NZ trade deficit almost halves in October from a year ago as imports drop faster than exports (Update 3)
27th Nov 09, 10:59am
New Zealand's merchandise trade deficit contracted to NZ$487 million in October from NZ$994 million a year ago as both import and export values continued to trend downward, Statistics New Zealand said. (Update 3 includes video links.) The October 2009 trade deficit represented 16.4% of exports, which was below an average of 30% of exports for the previous five years, Stats NZ said. Trend values based on seasonally adjusted figures showed the trade balance fell into negative territory in October, with a deficit of NZ$23 million from a surplus of NZ$13 million in September. Seasonally adjusted exports (down 1.3%) fell more than imports (down 0.1%) over the month. See Bernard Hickey's commentary on the export and import figures on YouTube here, and on our video page here. "The value of both merchandise imports and exports fell in October 2009 compared with October 2008, down 28.3% and 22.4%, respectively. Imports and exports are showing sustained declines from the high 2008 levels." "The import and export trends (which remove seasonal and irregular fluctuations) have continued to decline since peaking in the latter half of 2008. The imports trend has fallen 25.3% since August 2008, the longest period of decline and the largest fall in this trend since the series began in 1988." "Most import commodity categories contributed to the NZ$1.4 billion fall in import values. The largest contribution came from petroleum and products (down NZ$432 million or 49.3%), led by crude oil, mainly due to lower prices. Mechanical machinery and equipment was the next largest decrease, with falls across most commodities." "Similarly, most export commodity categories contributed to the NZ$859 million decline in export values in October 2009. Exports of milk powder, butter, and cheese were the largest contributor to the decline, down NZ$318 million (32.0%) from last year's high levels. This decrease occurred despite quantities exported being the second highest on record (behind May 2009), and 30.9% higher than October 2008." ASB economist Jane Turner said looking ahead, the trade balance is unlikely to hold onto its gains from the past year with import demand stabilising and the export outlook remaining subdued:
Over the past year smaller than usual trade deficits and a string of surpluses have helped drive a sharp improvement in the annual trade balance. The smaller trade gap has helped to underpin some of the improvement in the current account deficit. However, looking ahead the trade balance is unlikely to hold onto its gains. Import demand has now stabilised and volumes are likely to soon recover in line with domestic demand.
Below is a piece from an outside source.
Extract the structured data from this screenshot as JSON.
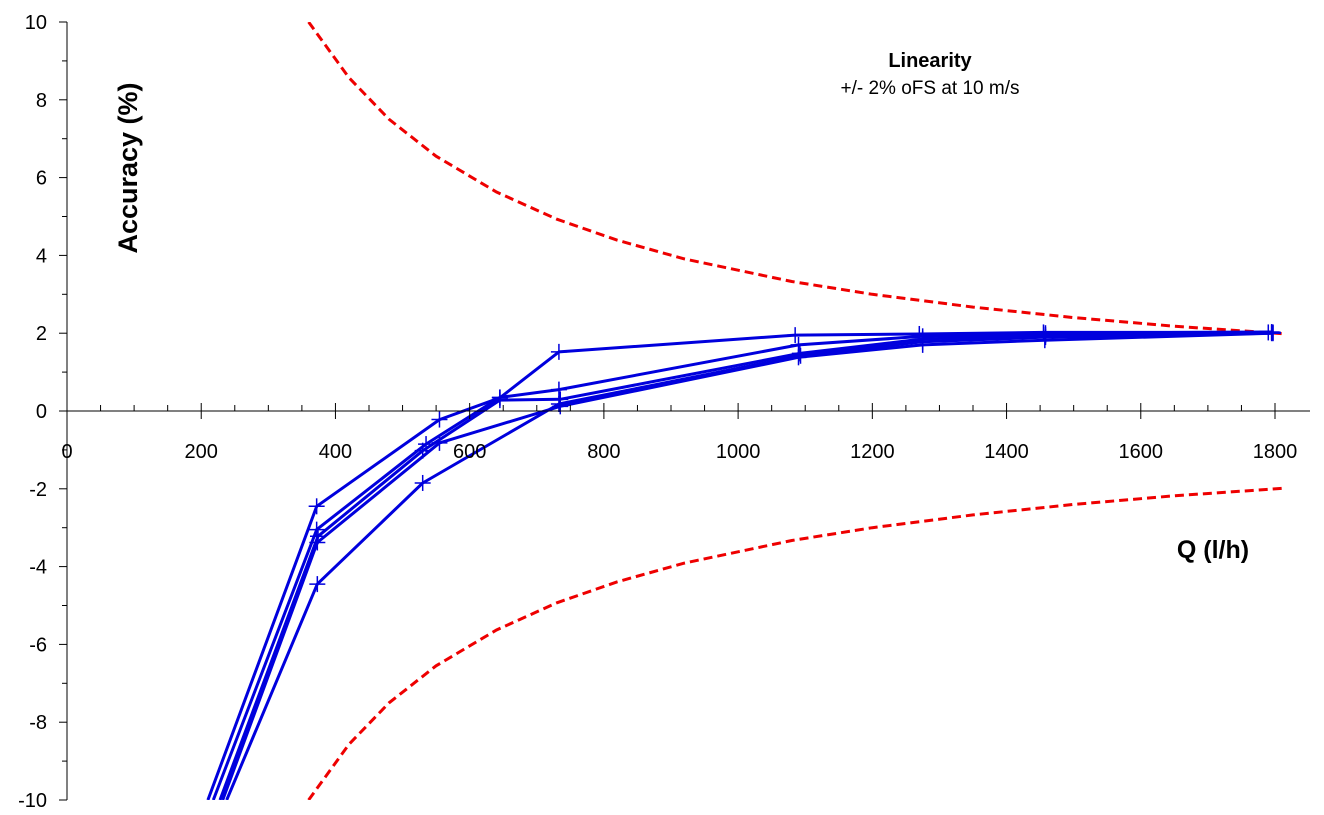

Meanwhile, the export outlook remains subdued with the high NZD hampering exporter's ability to remain competitive. Exporters in American and European markets will face challenging times contending with the strong NZD and weak demand in these markets. However, some offset will come from exports to Australia, benefiting from strong Australian domestic demand coupled with a favourable cross exchange rate.